In the first stanza, I broke the second line on the stronger word truck, rather than on close. I removed two lines in the fourth stanza because they were mere descriptions that did not forward the action of the poem. In the fifth stanza, I broke a line at refinery rather than ending it on because they. Then I inserted “They have floating roofs.” In the seventh stanza, the lines were changed to break at protect and go. And the eighth stanza also has new line breaks, breaking at another rather than the weaker end words at will. In the ninth stanza, I deleted the first line and the word their. In the eleventh stanza, I deleted the last line, and also a passage in the twelfth stanza for clarity. A significant change is in the last stanza, where I deleted the last line entirely and ended the poem with

They like sitting still for centuries,
like immovable ocean liners, like the hulls
of long-ago ships that don’t float or leave ever.

Where did you write this poem? Can you share photos of your workspace, or workspaces? 

I write in inconvenient places. As I write this, my laptop sits dangerously on the edge of a worn couch armrest, and I am scrunched over it awkwardly. My legs are folded underneath me. A box of Kleenex is on my lap because I am sneezing like crazy from some wind that brings dust in the air, or maybe an errant bobcat (I am allergic). When I am given a perfect office, I draw a blank. I feel pressure to produce, and no words come to me. Where I live now, in Topanga Canyon, I have a desk I never use. Mostly because it faces a bookcase. I’d rather sit on the old blue couch, where I can see the creek through a side window of my hippie shack, and a black walnut tree next to the wooden deck with squirrels and wild birds.

I think the inconvenient nature of my writing locations has its origin in childhood: As an only child, I was dragged along to my parents’ parties and my dad’s job at Sears. I had to occupy myself in the corners of everywhere, reading books or writing in purple notebooks.

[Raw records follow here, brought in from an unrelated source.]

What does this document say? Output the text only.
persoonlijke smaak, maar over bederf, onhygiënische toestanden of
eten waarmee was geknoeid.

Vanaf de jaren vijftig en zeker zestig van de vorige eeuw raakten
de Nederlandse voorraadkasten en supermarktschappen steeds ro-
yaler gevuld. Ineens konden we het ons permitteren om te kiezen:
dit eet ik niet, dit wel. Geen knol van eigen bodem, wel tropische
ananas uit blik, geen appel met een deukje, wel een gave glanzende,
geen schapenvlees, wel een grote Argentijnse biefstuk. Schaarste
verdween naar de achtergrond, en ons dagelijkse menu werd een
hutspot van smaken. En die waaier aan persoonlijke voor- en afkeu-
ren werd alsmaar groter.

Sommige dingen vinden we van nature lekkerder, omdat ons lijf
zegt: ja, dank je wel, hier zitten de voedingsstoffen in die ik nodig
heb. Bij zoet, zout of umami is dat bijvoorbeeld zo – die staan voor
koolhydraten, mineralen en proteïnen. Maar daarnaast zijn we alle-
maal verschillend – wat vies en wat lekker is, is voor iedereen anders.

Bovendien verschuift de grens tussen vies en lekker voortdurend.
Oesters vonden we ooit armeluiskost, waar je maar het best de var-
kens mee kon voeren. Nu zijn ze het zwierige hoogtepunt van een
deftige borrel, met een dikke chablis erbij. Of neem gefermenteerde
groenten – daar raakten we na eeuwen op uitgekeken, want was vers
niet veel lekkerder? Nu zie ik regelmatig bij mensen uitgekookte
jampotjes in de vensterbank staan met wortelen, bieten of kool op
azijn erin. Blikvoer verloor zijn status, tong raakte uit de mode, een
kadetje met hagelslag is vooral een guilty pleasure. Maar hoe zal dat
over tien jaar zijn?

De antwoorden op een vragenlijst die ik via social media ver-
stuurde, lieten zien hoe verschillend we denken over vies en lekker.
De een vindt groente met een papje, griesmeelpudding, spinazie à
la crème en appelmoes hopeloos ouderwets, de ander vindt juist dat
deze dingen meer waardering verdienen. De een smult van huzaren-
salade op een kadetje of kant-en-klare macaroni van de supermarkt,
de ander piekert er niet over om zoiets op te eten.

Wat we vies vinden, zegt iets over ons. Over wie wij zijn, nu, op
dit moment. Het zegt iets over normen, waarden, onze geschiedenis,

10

So I adapt. At a residency in Spain, I wrote on the veranda with the tiger winds swirling around me. I’d wander into the kitchen and help the cooks make bread and then sit around with them while the loaves were baking, scribbling notes on pieces of paper.

But I get my best ideas when I have no paper or pen around, when I am in an inconvenient spot where it is difficult physically to write. I seem to thrive on adversity and chaos. I like a good mess with scraps of crumpled paper and open books piled up. A clean, well-lit place with fresh pencils in a shiny jar and a comfy leather chair is my nightmare.

 

 

Millicent Borges Accardi is the author of four poetry collections, including Only More So.